If I understand you correctly, then this number would be 32. In other words,
- if the embedding dimension is 32 and we have 1 head, then the head dimension is 32;
- if the embedding dimension is 32 and we have 4 heads, then the head dimensions is 8;
To illustrate what happens with more concrete steps (this time with embedding dimension 16):
For example, input is “word1 word2” → tokenize(input) → [2, 54] → Embed([2, 54]) → 2D matrix of shape (2, 16):
[[0,1,2,3,4,5,6,7,8,9,10,11,12,13,14,15],
[0,1,2,3,4,5,6,7,8,9,10,11,12,13,14,15]]
*Note: the values here are just indexes, as the real values would be more normal (like 0.23, -0.10 etc.)
→ get_Q()=Embed([2, 54]) \cdot W_q → Q :
[[0,1,2,3,|4,5,6,7,|8,9,10,11,|12,13,14,15],
[0,1,2,3,|4,5,6,7,|8,9,10,11,|12,13,14,15]]
→ get_K()=Embed([2, 54]) \cdot W_k → K:
[[0,1,2,3,|4,5,6,7,|8,9,10,11,|12,13,14,15],
[0,1,2,3,|4,5,6,7,|8,9,10,11,|12,13,14,15]]
→ get_V()=Embed([2, 54]) \cdot W_v → V:
[[0,1,2,3,|4,5,6,7,|8,9,10,11,|12,13,14,15],
[0,1,2,3,|4,5,6,7,|8,9,10,11,|12,13,14,15]]
*Note: “|” is just for illustration purpose, in reality it would be a simple matrix as before but later split into a 3D tensor (for each head according to these “|”) (in this week’s assignment, these splits (crazy
reshapes and transposes) happen in compute_attention_heads_closure.
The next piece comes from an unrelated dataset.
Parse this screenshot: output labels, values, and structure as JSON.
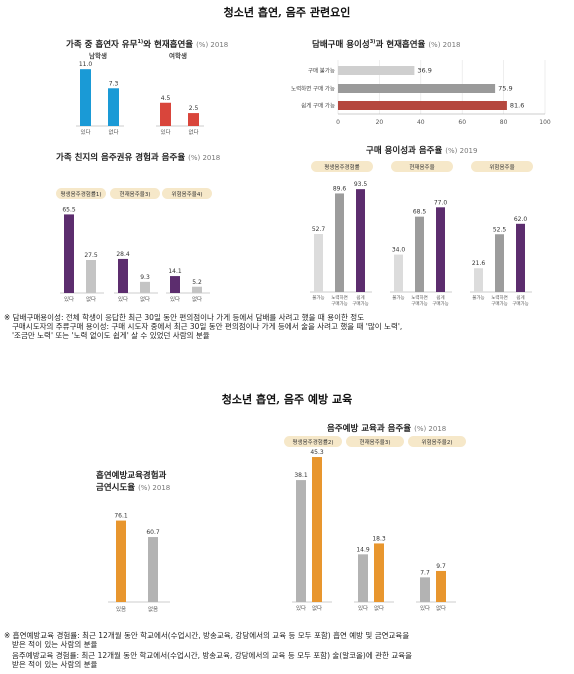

So, “|” indicates each head’s “working” dimensions or splits (4 numbers here, 8 in the previous post, 3 in your pictures).
Now when you get attention weights (by softmax(Q \cdot K^T) you can represent them like a 3D tensor:
[
[[0,1], # Q_0_0 @ K_1_0^T, Q_0_0 @ K_0_0^T
[0,1]], # Q_1_0 @ K_1_0^T, Q_1_0 @ K_0_0^T
[[0,1],
[0,1]],
[[0,1],
[0,1]],
[[0,1],
[0,1]],
]
When you apply this attention on V (attention \cdot V) the output is Z_1, Z_2, Z_3, Z_4 which after concatenation (again “crazy” reshapes and transposes in compute_attention_output_closure) becomes a 2D matrix of shape (2, 16) (like in your bottom picture). Also note that order of these attention dimensions do not match Assignment but are just for illustration.